Всюду, где бы ни бывали, мы знакомились с известными писателями, художниками, скульпторами, государственными деятелями и издателями. Но к октябрю мы стали уже немного уставать от нашего путешествия. Мы объездили восемь стран и вобрали в себя такое количество впечатлений, которое едва могли вместить. 15 октября 1926 года мы с радостью отплыли на пароходе «Колумб» из Саутгемптона в Нью-Йорк – домой.
Глава 15
Вот показался и нью-йоркский порт-мы напряженно вглядывались в горизонт. Тедди стоял, облокотившись на перила палубы, и во всем его лице, в улыбке появилась какая-то жадность, словно он старался запечатлеть в своем сердце всю эту картину, разглядывая «свой город», как он всегда называл Нью-Йорк.
Мы вернулись в наши комнаты в отеле «Пасадина», а для работы Драйзер снял помещение в «Мэнифекчеринг траст билдинг» на Колумбус-сэркл. Скоро, однако, стало ясно, что ввиду наших возросших общественных и литературных связей нам абсолютно необходимо найти более подходящее место для жилья. Я сейчас же вспомнила о двухэтажной квартире в Родин-Стюдиоз, в Западном районе, на 57-й Западной улице, 200. Я несколько раз бывала в этих домах в гостях и на вечерах у знакомых и всегда уходила с затаенным желанием иметь такую же квартиру.

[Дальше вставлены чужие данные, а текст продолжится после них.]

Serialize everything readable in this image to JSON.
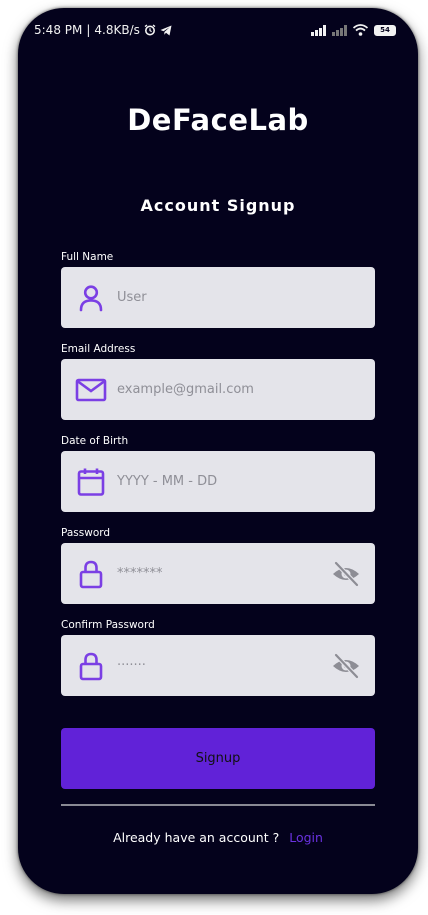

В этот раз, когда я туда зашла, мне показали квартиру 13 на тринадцатом и четырнадцатом этажах. Просторный вестибюль вел в главную мастерскую, которая представляла собой большую комнату с очень высоким окном, выходившим на север, на 57-ю улицу. Потолок ее был вровень с потолком следующего этажа. На нижнем этаже, позади мастерской, помещалась комфортабельная столовая с раздвижными стеклянными дверями и прилегавшей к ней кухней. Длинный узкий коридор вел в ванную и в комнату для прислуги. Лестница, поднимающаяся на верхний этаж, приводила к другому вестибюлю с отдельным выходом к лифту. Затем были две большие спальни с ванной комнатой посередине. Все устройство квартиры показалось мне идеальным, но что совершенно покорило мое сердце, так это книжные шкафы, доходившие до самого потолка, со стеклянными дверцами, которые можно было запирать. Я представляла себе, что это будет значить для Драйзера. Да, это было место, где мы могли с полным комфортом вести нашу значительно усложнившуюся жизнь.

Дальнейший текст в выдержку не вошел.